In this post, author Katharina Gilli of the Free University of Bozen-Bolzano answers questions regarding the paper, “Leadership Competencies for Digital Transformation – An exploratory content analysis of job advertisements,” that Gilli, Michael Nippa and Michael Knappstein published in the German Journal of Human Resource Management.
What motivated you to pursue this research?
Rapid and profound developments in digital technology have led to an era of high uncertainty and disruption which present many companies with major challenges in the necessary digital transformation. According to our own experiences and interviews with industry experts many digital transformation processes have failed due to the lack of leadership skills rather than the primary lack of knowledge about digital technologies. Surprisingly, only a few previous studies have empirically investigated which leadership skills companies expect from managers who are to successfully shape the digital transformation process.
This raised our interest and led us to the exploration of competencies needed to manage digital transformation. We analyzed 239 job advertisements targeting digital transformation experts and examined the skills and traits explicitly called for.
Were there any surprising findings?
Our results reveal that technical skills and in-depth expertise in information technologies play only a secondary role in job requirement profiles. Instead, digital transformation experts should primarily possess collaboration, strategic thinking, leadership, customer orientation, and communication skills.

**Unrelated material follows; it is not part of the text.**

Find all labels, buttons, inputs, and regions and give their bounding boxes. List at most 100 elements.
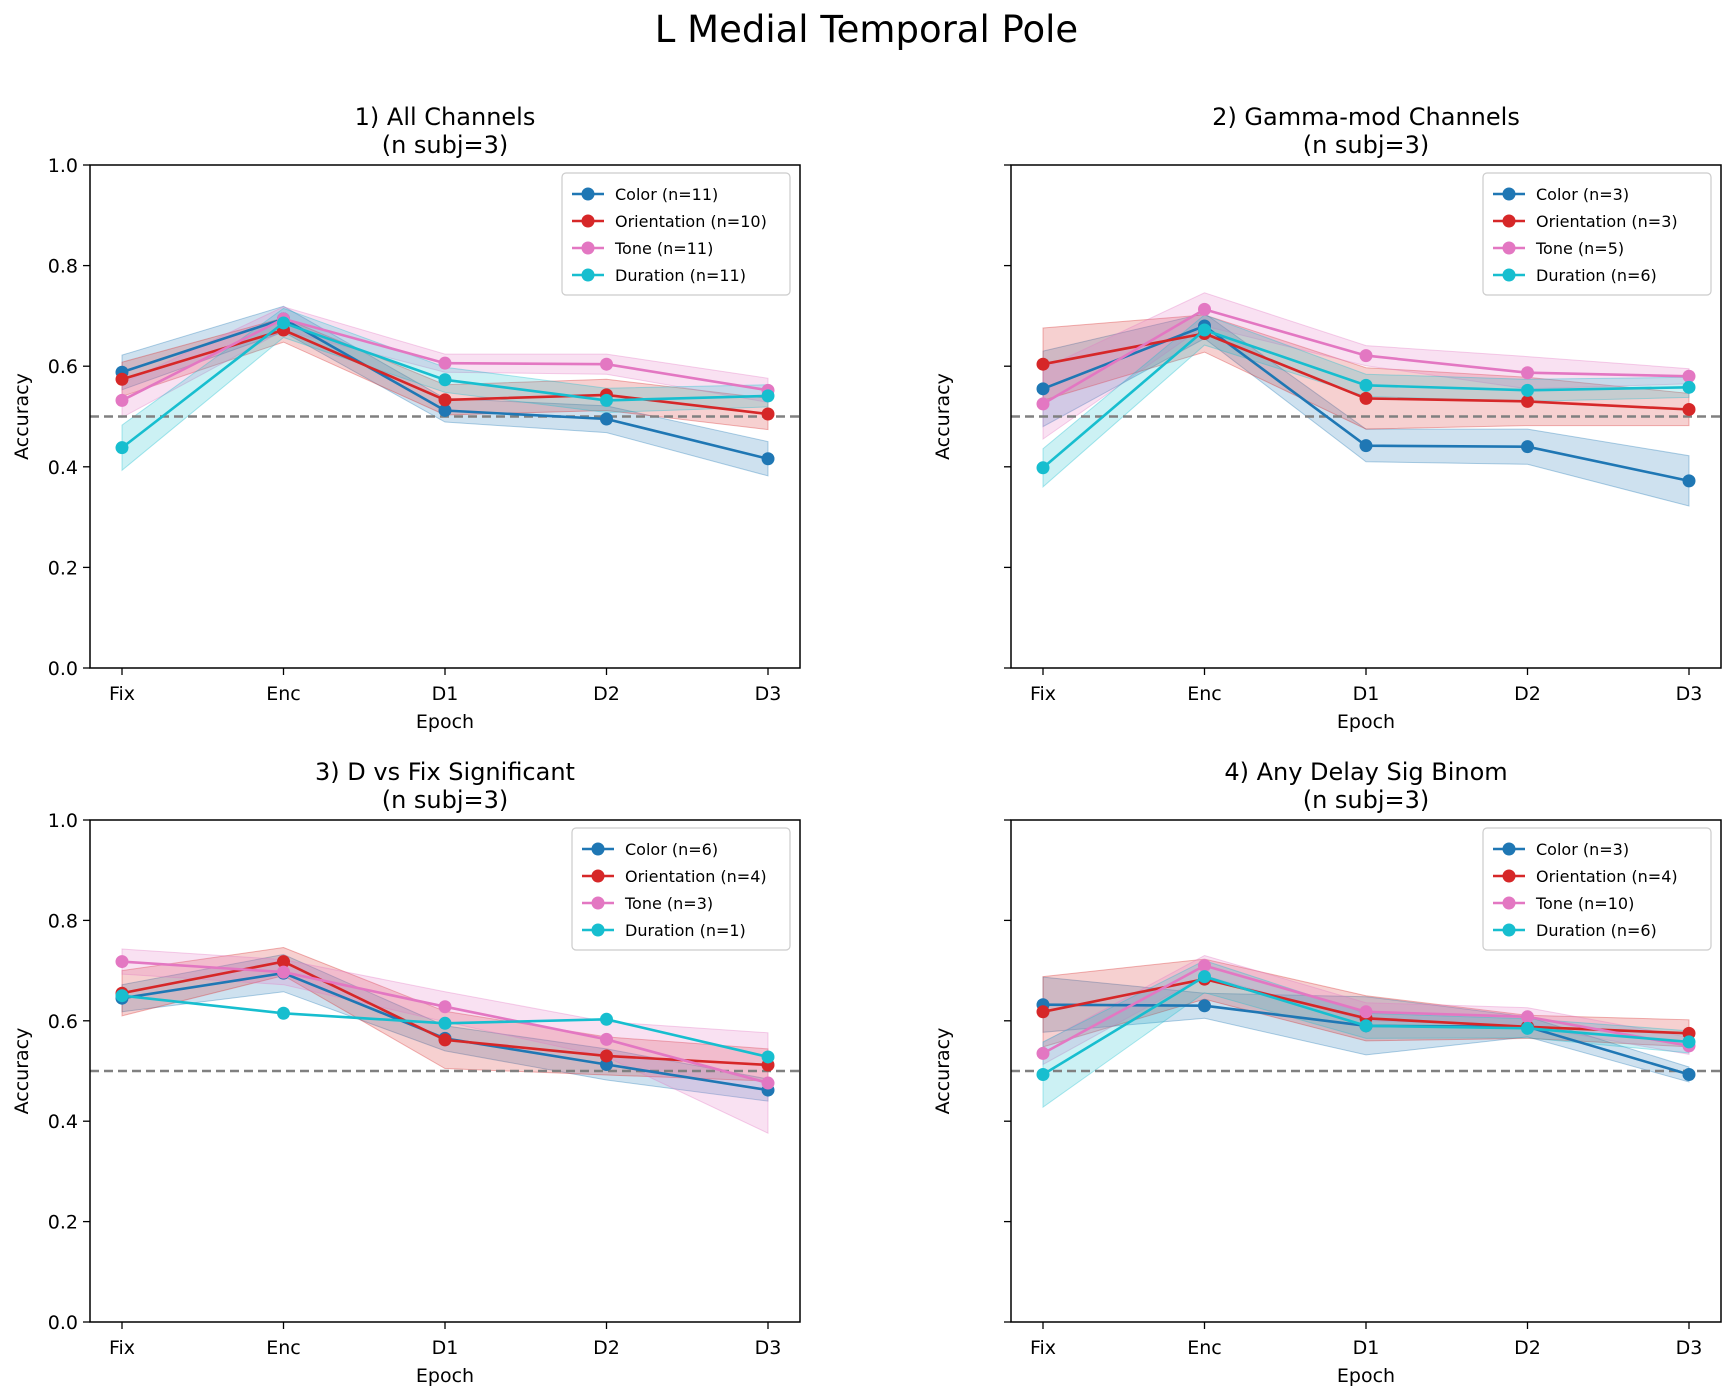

Even though the term digital transformation is deeply interwoven with technology and data, our results provide evidence that general managerial and leadership skills are at least equally relevant to skills related to digital technologies.
In what ways is your research innovative, and how do you think it will impact the field?
Our study offers an important contribution for a better comprehension of leadership competencies that have an impact on the success of digital transformation processes. We supplement existing studies that propose such skills based on conceptualizations with the perspective and needs of practitioners. The systematic overview of skills and traits can be used to check and complement job descriptions and advertisements currently used.
The strong emphasis on communication skills, cross-functional collaboration in teams, strategic thinking, and customer orientation bears a strong resemblance to other strategic change processes. It seems to reflect the fact that digitalization and an advanced comprehension of digital transformation concepts concerns a process of change that has been ongoing for decades, even if it has recently become more dynamic and extensive.
Digital leaders are expected to orchestrate a team of technology experts, business experts, entrepreneurs, and HRM experts. In this regard, our research is in line with other authors claiming that people, not technology, drive digital transformation and that organizations require leaders and not necessarily technological specialists for managing the complex changes that comprise an organization’s digital transformation.